More coverage: Harold Sasko homicide
From the moment Lawrence police contacted her after she was found in Florida, Sarah B. Gonzales McLinn has never denied killing Harold Sasko, the 52-year-old Lawrence businessman found dead at his home in January, her attorney says.
McLinn, 19, appeared with her attorney, Carl Cornwell, in Douglas County District Court, where a preliminary hearing was set for May 16 despite Cornwell’s desire to waive the hearing.
McLinn is charged with first-degree murder in the death of Sasko, who was found dead Jan. 17 after police went to the home the two shared in the 2900 block of West 26th Street after McLinn was reported missing by family.
Cornwell wanted to waive a preliminary hearing in the case, at which witnesses would testify and evidence would be presented, but the prosecution, led by District Attorney Charles Branson, wanted to move forward with it. Branson announced last month that the state will seek a Hard 50 sentence if McLinn is convicted of first-degree murder. Branson described the crime as “cruel, heinous and atrocious.” If convicted, McLinn could serve 50 years in prison without the possibility of parole.
“I know what happened. … It’s obvious what’s going to happen: Everybody’s going to know she committed the crime,” Cornwell said of the preliminary hearing.
McLinn stood silently in court on Thursday, smiling at family members but otherwise remaining still. She has been in Douglas County Jail on a $1 million bond since being extradited from Florida on Feb. 3.
Speaking after Thursday’s hearing, Cornwell said McLinn told investigators after she was found sleeping inside his 2008 Nissan Altima at Everglades National Park in Florida that she had killed Sasko. “She has never denied that,” Cornwell said.
The challenge, Cornwell said, has been coming to grips with why.
“This one is particularly sad,” Cornwell said, “and not because Mr. Sasko’s dead — that’s a given. That’s horrible. He’s not going to be able to see his daughter or his family. That is horrible. But what got my client to that day and why she did what she did I am having trouble wrapping my brain around it.”

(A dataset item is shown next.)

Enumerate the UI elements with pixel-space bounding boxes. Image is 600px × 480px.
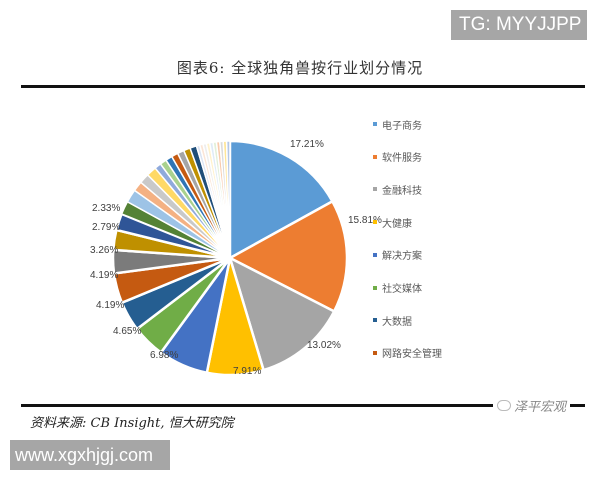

Cornwell said that “there will be some interesting things about Mr. Sasko” revealed during the preliminary hearing, but he would not elaborate. He also anticipated that more information would be unveiled as to why McLinn took the path she took after Sasko’s death, which involved a confirmed stop in a small Texas town and ended in her capture in Florida. Sasko owned three CiCi’s Pizza restaurants between Topeka and Lawrence. McLinn is accused of subduing and killing Sasko with an “edged instrument” on or around Jan. 14, and she is also charged with felony theft of his car. A former employee of Sasko’s, McLinn had been living with him since 2012.
“Well, when you have a 52-year-old man and a 19-year-old girl that will start you off with problems,” Cornwell said. “And then how the crime was committed, my client’s mental makeup, what’s going on at the crime scene — there’s just a lot of interesting issues.”